Dijital sörf mesaim esnasında 24’te “Portre” adlı bir programda, “Meksika Sınırı”nın eski sunucularından “münevver” yazar, (Geç Kalan‘ın arka kapağından) “kendine özgü diliyle, edebiyatıyla, güçlü duygu dünyasıyla okurları büyüleyen” (tamam, alıcaaz kitabı, peşin peşin imzalamış da) Tarık Tufan’ın son kitabı GK üzerine bir şeyler anlattığını görünce kumandayı önümdeki sehpaya usulca bıraktım ve anlatacaklarına -bir kez daha- dikkat kesildim. Büyük kıyak! Kitabın yayın tarihi 14.10.2021 ve hop ekranda kitabını anlatıyorsun, daha ne olsun!
Elini kolunu kullanması, seçtiği kelimelerin oluşturduğu o “büyülü” cümle evreni, hayata ve edebiyata dair düşüncelerini aktarırken takındığı o şamanistik hava niyeyse bende inandırıcı bir etki bırakmıyor. Daha çok “proje” yazar havası intibaı var tavırlarında. “Sağ”ın her kesime açık entelektüel yazarı misyonu bir noktadan sonra rahatsız edici oluyor. Ne şiş yansın ne kebap yaklaşımının bedenlenmiş bir hâlini de “9/8 Ahmet”ten sonra Tarık Tufan’da görüyoruz.

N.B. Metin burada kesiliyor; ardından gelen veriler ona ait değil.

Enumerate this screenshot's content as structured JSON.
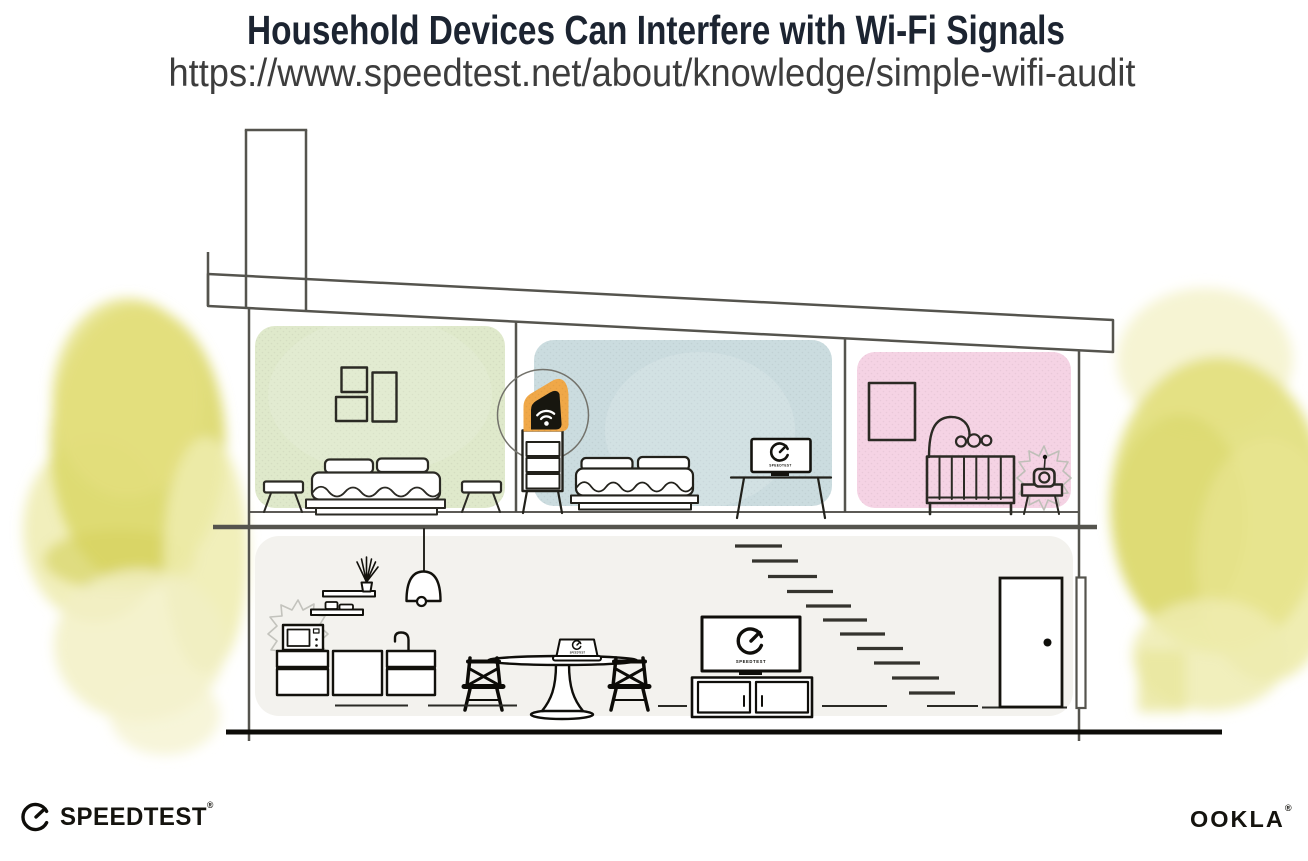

Bir ölçek Elif Şafak tasavvufu, iki ölçek Haşmet Babaoğlu sosyolojisi, bir ölçek de Ahmet Hakan Coşkun popülizmi… Oldu mu sizlere Tarık Tufan! Hele bir de “yazar yalnızlığı” romantizmini anlatırken çektiği o zorluk ve o zorluğun aslında “ne kadar kıymetli” bir şey olduğunu söylemesi… Yazarlık zor iş vesselâm! Tarık Bey’in “yazar yalnızlığı” nutkunu dinlerken tedavülde olmayan şu deyimi hatırladım: Kırk paralık kürdanı kırk bir paraya satmak.